殺菌
殺菌とは
殺菌(さっきん、sterilization)とは、病原性や有害性を有する糸状菌、細菌、ウイルスなどの微生物を死滅させる操作です。
電磁波、温度、圧力、薬理作用などを用いて細菌などの組織を破壊するか、生存が不可能な環境を生成することで行われます。

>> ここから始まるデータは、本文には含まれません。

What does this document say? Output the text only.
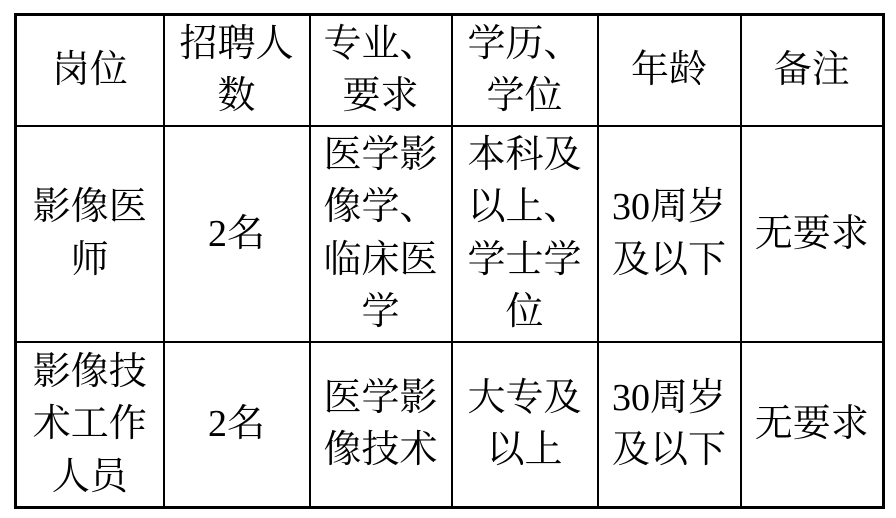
岗位	招聘人数	专业、要求	学历、学位	年龄	备注
影像医师	2名	医学影像学、临床医学	本科及以上、学士学位	30周岁及以下	无要求
影像技术工作人员	2名	医学影像技术	大专及以上	30周岁及以下	无要求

人体や有益な生物への障害、高熱や腐食による装置の破損、食品の風味の変質などを引き起こすことがあるため、適切な方法を選択することが重要です。
殺菌の目的
方法による殺菌の分類、種類
殺菌の物理的な方法
- 温度
- 高温処理することによって殺菌が可能。微生物は有機物から構成されるため、特に水分存在下で加熱(湿熱)すると死滅しやすい。
- 火炎滅菌
- 乾熱滅菌
- 間欠滅菌
- 高温高圧滅菌(オートクレーブ)
- 高温殺菌
- 煮沸、熱湯消毒
- 焼却
- 超高温殺菌
- 低温殺菌(パスチュリゼーション)
- 電磁波
- 対象物に強い電磁波を照射し、細菌やウイルスなどの遺伝子を破壊して死滅させる。 電子レンジも電磁波の応用で、実際に殺菌に利用されるが、その作用機序は電磁波そのものの作用というよりも、それによって生じた熱による低温湿熱殺菌。
- エックス線滅菌、ガンマ線滅菌
- 紫外線殺菌
- 電子線殺菌
- パルス光殺菌
- 濾過滅菌
- 液体や気体を、特殊なフィルターで濾過する。フィルターにある孔の径よりも大きな微生物はフィルターを通過できないために除去される。細菌用メンブランフィルターや中空糸膜などが使用される。
高圧、真空など
- 通電殺菌
- 対象に直接電界や電流を印加し、クーロン力による物理作用、電気化学反応による抗菌物質の毒性により殺菌を行う。
オゾン
超音波
電解水
光触媒反応
マイクロバブル(二酸化炭素など)
殺菌の化学的な方法
- ガス滅菌
- (滅菌)エチレンオキシドやホルムアルデヒドなどのアルキル化剤の気体(ガス)や、酸化剤であるオゾンの中に、対象物を静置して滅菌する。熱に弱い器具の滅菌にエチレンオキシドが用いられる。また汚染した建物の滅菌にホルムアルデヒドガス(ホルマリン燻蒸)が用いられる。
- 殺菌剤、殺菌消毒薬
- 通常、液体あるいは水溶液として消毒の目的で用いられることが多い。ただし、重金属化合物や一部の殺菌剤は樹脂やセラミックなどに混ぜて使うことで抗菌樹脂、抗菌セラミックなどとして用いられることがある。
対象物による殺菌の分類、種類
食品
- 飲料水
- 牛乳
- 超高温殺菌(130℃、2秒間)、高温殺菌(72〜85℃、15秒間以上)、低温殺菌(62〜66℃、30分間以上)の3種類がある
- 液卵
- 加工食品用の卵。卵殻にサルモネラ菌が付着することが多いため殺菌処理を行う。